You’ll both benefit from friendly competition.

Hallie Kazda and Eric Mischke build off each other in the weight room. She’ll start with a kettlebell clean. He’ll follow, adding curtsy lunge. She’ll repeat those two moves, then halo the weight around her head. 

The pair, both Tier 3+ trainers at Equinox Printing House in New York City, have a competitive but compassionate style of working out together. “A lot of the movements Eric does bring me out of my comfort zone,” Kazda says. She has a dance background; he’s more strength-based. “They challenge my body in ways I normally wouldn’t.” Mischke agrees that she pushes him to focus on things he’d typically neglect, as well. 

The Latin root of the word competition means to “strive together,” says Denver-based sports psychologist Justin Ross, Psy.D. “Competition is really about getting the best out of ourselves,” he says. “We do that so much more readily when we’re connected to another person or group.” 

Here, six ways you can harness the power of friendly competition in your own routine.

Collaborate as you compete. 
Don’t hold back tips or guidance from your partner in hopes of coming out on top. “A big component of friendly competition is that in general, you want to see each other improve,” says Gloria Petruzzelli, Psy.D., a Sacramento-based sports psychologist who works with athletes at her private practice and at California State University. By sharing information, you help each other push limits.

Find the right level… 
There are three types of workout partners, Ross says: those who are ahead of, equal to, or slightly behind you in their fitness pursuits. Test yourself occasionally against superior athletes, but spend most of your time training with equals. 

…and the right style. 
That person’s motivational style should mesh with yours. Some people are more in-your-face about competition—for instance, taunting you when they whip past you on the track—while others are more low-key. 

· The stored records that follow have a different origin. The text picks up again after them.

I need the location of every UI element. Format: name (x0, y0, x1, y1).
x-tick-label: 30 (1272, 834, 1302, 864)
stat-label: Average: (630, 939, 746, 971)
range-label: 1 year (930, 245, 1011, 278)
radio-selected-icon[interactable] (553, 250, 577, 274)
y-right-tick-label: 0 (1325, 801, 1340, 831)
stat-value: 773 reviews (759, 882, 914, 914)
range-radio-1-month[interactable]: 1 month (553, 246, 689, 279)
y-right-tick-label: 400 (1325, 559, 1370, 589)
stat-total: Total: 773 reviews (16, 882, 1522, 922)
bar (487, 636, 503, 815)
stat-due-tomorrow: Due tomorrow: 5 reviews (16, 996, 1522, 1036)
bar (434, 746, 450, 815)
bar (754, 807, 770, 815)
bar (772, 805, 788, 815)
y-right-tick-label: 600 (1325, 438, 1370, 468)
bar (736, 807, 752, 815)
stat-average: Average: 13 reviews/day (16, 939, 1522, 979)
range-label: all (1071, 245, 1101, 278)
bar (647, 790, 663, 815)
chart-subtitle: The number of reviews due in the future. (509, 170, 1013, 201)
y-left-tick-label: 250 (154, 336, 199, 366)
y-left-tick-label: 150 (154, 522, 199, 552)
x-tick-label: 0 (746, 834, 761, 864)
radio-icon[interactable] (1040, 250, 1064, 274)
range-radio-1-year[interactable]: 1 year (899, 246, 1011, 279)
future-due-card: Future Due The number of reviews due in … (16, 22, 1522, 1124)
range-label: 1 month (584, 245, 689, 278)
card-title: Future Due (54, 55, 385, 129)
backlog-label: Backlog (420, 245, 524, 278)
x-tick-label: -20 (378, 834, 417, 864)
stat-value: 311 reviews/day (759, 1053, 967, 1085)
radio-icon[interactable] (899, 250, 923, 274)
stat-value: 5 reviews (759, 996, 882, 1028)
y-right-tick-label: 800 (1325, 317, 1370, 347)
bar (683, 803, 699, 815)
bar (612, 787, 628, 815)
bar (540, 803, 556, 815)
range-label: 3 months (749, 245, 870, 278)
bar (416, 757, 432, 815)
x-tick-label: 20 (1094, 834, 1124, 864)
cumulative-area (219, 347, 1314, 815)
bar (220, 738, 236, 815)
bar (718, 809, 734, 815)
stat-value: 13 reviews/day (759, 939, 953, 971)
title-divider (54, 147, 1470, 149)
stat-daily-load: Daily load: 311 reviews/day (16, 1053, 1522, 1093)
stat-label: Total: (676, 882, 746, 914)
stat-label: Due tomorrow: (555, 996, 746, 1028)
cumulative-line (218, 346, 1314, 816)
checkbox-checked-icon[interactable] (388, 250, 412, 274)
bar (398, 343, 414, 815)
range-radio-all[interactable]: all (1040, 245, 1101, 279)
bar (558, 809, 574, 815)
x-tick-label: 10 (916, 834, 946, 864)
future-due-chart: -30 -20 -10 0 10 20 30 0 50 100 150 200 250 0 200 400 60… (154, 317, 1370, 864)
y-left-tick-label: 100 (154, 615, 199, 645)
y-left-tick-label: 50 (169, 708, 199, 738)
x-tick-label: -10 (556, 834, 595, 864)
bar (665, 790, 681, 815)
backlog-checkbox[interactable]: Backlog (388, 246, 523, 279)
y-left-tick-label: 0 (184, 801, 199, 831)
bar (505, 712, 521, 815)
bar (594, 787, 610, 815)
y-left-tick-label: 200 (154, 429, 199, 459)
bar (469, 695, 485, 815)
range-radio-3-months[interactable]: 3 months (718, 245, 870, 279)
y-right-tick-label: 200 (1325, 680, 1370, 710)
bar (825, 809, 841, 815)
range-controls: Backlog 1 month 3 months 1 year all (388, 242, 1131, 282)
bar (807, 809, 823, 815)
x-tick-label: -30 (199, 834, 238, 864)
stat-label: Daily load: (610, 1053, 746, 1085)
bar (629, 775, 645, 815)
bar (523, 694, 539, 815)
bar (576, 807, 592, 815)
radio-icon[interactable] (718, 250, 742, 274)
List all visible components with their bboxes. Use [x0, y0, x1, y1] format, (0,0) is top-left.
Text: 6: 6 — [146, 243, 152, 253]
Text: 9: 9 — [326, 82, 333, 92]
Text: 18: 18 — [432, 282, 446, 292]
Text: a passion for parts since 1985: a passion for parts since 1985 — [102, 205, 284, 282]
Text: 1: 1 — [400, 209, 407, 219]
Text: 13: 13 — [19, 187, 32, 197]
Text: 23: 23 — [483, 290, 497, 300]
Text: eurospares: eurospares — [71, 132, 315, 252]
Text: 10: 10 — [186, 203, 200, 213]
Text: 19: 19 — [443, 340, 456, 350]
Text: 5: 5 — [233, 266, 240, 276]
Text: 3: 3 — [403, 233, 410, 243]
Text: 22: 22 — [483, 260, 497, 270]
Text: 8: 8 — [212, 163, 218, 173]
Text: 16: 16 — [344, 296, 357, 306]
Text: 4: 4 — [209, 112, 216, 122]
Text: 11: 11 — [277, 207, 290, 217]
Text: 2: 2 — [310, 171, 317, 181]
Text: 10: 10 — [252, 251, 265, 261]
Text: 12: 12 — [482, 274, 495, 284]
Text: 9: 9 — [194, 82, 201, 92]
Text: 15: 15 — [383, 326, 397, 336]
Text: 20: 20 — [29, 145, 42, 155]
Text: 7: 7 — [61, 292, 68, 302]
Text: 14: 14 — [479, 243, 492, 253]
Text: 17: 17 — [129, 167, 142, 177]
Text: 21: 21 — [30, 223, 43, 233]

“If it’s fun and inspiring to rag on each other, go for it,” says Lani Lawrence, Psy.D., LA-based certified mental performance consultant and executive board member for the Association for Applied Sport Psychology. “If that’s not you, then you need to find someone on a similar playing field to keep it inviting.” 

Make sure everyone’s in.

“Competition only exists when both people agree to the same set of rules,” Ross says. “It can become dangerous when you’re competing, but your friend is not.” If you have the urge to “win” during group runs or rides, even on easy days, that one-sidedness can turn others off and even lead to overtraining or burnout.

Lawrence recommends agreeing to ground rules, like how you’ll encourage each other and what you'll do if the other person feels defeated, to get the most out of friendly competition. 

Know when to turn it off. 
Sometimes, it pays to let the other person get ahead. For a master class, watch pro endurance athletes during races, Petruzzelli says. At certain points, they push to stay with the pack. At others, they hold back, knowing they’ll finish faster if they run their own pace. 

If you’re stressed or injured, you might ease up while your partner pushes forward. There’s an upshot: By keeping competition in perspective, you’ll feel authentically happier for your friend’s successes, Petruzzelli notes. 

Adopt a growth mindset. 
Use your partner’s talents to strengthen your weaknesses. Kazda knows she’s stronger because of what Mischke brings to their workouts, and he’s learned from her to take his time and focus on details, improving his mobility, form, and technique. 

Ask yourself, “What’s my partner doing that I can apply to my own training to progress?,” Lawrence says. Maybe it’s a form tweak or positive self-talk. Use those strategies to create small goals for yourself so that in addition to competing, you can chart your own progress.